Il aura fallu 12 longues années pour que le désormais ex-chef d’Etat sente véritablement le glaive de la Cour pénale internationale (CPI) se rapprocher de son turban.

Hier mercredi 11 août 2021, le gouvernement de transition a en effet annoncé sa décision de transférer l’homme de 77 ans à la Haye.

En plus du premier mandat émis à son encontre en 2009 pour «crimes de guerre et crimes contre l’humanité», il a fait l’objet d’un second pour «génocide». Celui qui était aux affaires depuis 1989 devenait ainsi le premier chef d’Etat en exercice visé par la CPI et le premier accusé de génocide.
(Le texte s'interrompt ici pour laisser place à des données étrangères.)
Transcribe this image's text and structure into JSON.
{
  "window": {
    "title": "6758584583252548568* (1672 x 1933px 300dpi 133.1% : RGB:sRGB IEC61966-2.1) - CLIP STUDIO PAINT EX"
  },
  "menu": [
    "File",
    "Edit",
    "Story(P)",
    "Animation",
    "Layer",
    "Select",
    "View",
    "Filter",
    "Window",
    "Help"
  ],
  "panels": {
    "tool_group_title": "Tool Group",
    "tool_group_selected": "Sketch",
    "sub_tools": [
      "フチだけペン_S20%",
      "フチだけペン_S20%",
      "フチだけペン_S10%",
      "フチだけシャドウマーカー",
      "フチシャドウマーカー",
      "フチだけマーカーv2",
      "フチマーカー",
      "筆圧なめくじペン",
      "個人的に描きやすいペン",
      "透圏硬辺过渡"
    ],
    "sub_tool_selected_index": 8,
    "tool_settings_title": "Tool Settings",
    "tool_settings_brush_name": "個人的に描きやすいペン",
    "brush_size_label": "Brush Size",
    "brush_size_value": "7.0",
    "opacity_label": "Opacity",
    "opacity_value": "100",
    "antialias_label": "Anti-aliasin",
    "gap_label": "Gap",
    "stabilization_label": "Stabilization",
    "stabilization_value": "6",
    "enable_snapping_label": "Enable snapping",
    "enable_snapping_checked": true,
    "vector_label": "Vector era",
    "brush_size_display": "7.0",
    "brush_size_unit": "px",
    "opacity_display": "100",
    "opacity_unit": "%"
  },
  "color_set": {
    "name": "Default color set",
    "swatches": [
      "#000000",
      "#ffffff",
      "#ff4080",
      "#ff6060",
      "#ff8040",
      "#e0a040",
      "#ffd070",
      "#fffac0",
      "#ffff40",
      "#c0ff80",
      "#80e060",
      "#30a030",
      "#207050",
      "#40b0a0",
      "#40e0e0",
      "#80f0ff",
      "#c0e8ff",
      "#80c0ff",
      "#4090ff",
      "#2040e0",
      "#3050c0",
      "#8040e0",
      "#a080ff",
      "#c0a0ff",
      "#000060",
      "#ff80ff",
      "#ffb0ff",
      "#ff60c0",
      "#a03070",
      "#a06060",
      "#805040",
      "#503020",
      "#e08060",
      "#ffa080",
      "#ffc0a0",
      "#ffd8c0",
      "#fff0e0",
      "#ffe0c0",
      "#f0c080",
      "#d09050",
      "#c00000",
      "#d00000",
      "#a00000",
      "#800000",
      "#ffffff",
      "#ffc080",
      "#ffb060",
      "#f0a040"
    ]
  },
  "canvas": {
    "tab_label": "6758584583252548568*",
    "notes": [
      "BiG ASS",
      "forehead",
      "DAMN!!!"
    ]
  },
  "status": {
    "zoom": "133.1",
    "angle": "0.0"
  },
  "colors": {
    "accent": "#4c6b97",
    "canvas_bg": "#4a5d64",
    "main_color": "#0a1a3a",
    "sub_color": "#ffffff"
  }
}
Deux autres personnalités, à savoir un ex-gouverneur, Ahmed Haroun, et un ex-ministre de la Défense, Abdel Rahim Mohamed Hussein, sont également concernés par la décision de transfèrement. Tous les trois sont poursuivis dans le cadre de la guerre civile au Darfour, dans l’ouest du pays, qui aura fait près de 300 000 morts et 2,5 millions de déplacés selon l’ONU.

Relation de cause à effet? L’annonce des nouvelles autorités soudanaises est intervenue au moment où l’actuel procureur de la CPI, le Britannique Karim Khan, est actuellement en visite à Khartoum.

Si le précieux colis venait à être effectivement expédié à la prison de scheveningen, ce serait une victoire emblématique pour celui qui vient de succéder à la Gambienne Fatou Bensouda, qui n’aura pas laissé un bon souvenir de son passage chez les Africains, tout comme son prédécesseur, l’Argentin  Luis Moreno Ocampo.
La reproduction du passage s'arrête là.